Bad News from the (Fake) CDC: You've Got Malware



FireMalicious actors continue to probe organizations' security and defenses with malicious emails explicitly crafted to create and exploit sense of panic in the wake of the COVID-19.

Over the past two weeks bad actors pushing malicious files and links have threatened to infect users who fail to cough up a Bitcoin ransom, warned users they may be infected with the Coronavirus, dangled fiscal stimulus money in front of them, and instructed employees working from home that they need to complete a bogus "process" in order to connect to their organization's network.

Users who failed to bite on any of these often hair-raising social engineering schemes are now contending with a yet another bracing claim from malicious actors: your organization's facilities are being shut down on order of the CDC.

coronavirus_cdc_closing-1a
The full Subject: line for this email is rather long-ish: "Fwd : NOTICE OF CLOSING YOUR FACILITY AND DISINFECT NG THE AREA - BY NCDC WH 20982 COV-19 Due To Recent Corona Virus COVID-19 Pandemic." Perhaps the bad guys here were going for something strikingly bureaucratic and wordy in order to give it the flavor of an official government missive.

By contrast the email body itself is calm, brief, and to the point, referencing an alleged letter from the NCDC (National Centers for Disease Control), a favorite target of spoofed phishing emails over the past few months. Given the nature of the alarming "news" here, we fear that senior executives within some organizations could be particularly prone to opening the attachment without thinking through the potential consequences.

Make no mistake about it: the consequences of opening the attached "letter" are indeed severe. That attachment is in fact a malicious executable wrapped in an .IMG file -- a disk image format that has enjoyed some popularity with malicious online groups over the past year. At present only half of the engines represented on VirusTotal are detecting this backdoor trojan.

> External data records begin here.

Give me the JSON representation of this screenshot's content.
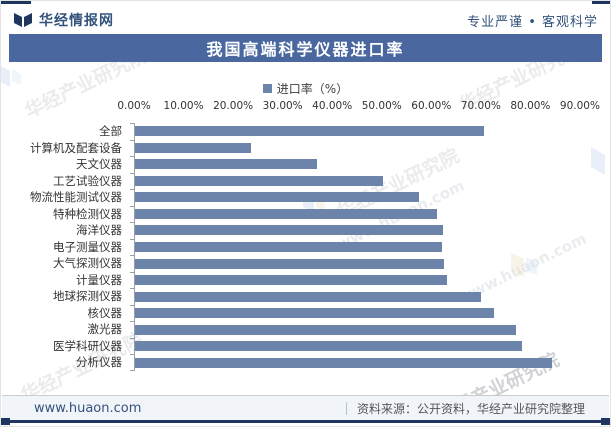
{
  "header": {
    "brand": "华经情报网",
    "slogan": "专业严谨 • 客观科学"
  },
  "title_bar": {
    "title": "我国高端科学仪器进口率"
  },
  "legend": {
    "label": "进口率（%）"
  },
  "chart_data": {
    "type": "bar",
    "orientation": "horizontal",
    "title": "我国高端科学仪器进口率",
    "series_name": "进口率（%）",
    "categories": [
      "全部",
      "计算机及配套设备",
      "天文仪器",
      "工艺试验仪器",
      "物流性能测试仪器",
      "特种检测仪器",
      "海洋仪器",
      "电子测量仪器",
      "大气探测仪器",
      "计量仪器",
      "地球探测仪器",
      "核仪器",
      "激光器",
      "医学科研仪器",
      "分析仪器"
    ],
    "values": [
      70.4,
      23.4,
      36.7,
      50.0,
      57.3,
      60.9,
      62.1,
      61.9,
      62.3,
      62.9,
      69.8,
      72.4,
      76.8,
      78.0,
      84.1
    ],
    "unit": "%",
    "xlim": [
      0,
      90
    ],
    "x_ticks": [
      "0.00%",
      "10.00%",
      "20.00%",
      "30.00%",
      "40.00%",
      "50.00%",
      "60.00%",
      "70.00%",
      "80.00%",
      "90.00%"
    ],
    "bar_color": "#6D84AA",
    "grid": false,
    "legend_position": "top-center"
  },
  "footer": {
    "site": "www.huaon.com",
    "source": "资料来源：公开资料，华经产业研究院整理"
  },
  "watermarks": {
    "texts": [
      "华经产业研究院",
      "www.huaon.com"
    ]
  },
  "colors": {
    "accent_navy": "#1F3760",
    "title_bg": "#4A689F",
    "bar": "#6D84AA",
    "brand_text": "#33527C",
    "footer_bg": "#F1F5F9"
  }
}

Outlook appears to be blocking the attachment based on the file format alone, although this list of blocked attachment types from Microsoft does not include .IMG files. (Note, however, that Outlook also began blocking similarly used .ISO files sometime last year and they are not listed either.) Whether other email clients -- be they locally installed or web-based -- are blocking this malicious attachment is not known.

Conclusion

The bad guys pushing these kinds of alarming phishing emails seem to have settled on a simple social engineering tactic that is the digital equivalent of yelling "fire" in a crowded theater in order to stampede panicked users into opening the door to your organization's network.

To keep your users calm and safe, you need to be educating and training them to expect these kinds of phishing attacks, recognize them for what they are, and handle them safely. Organizations that fail to do so really could be facing unexpected downtime -- and it won't be be on account of the Coronavirus or even the CDC.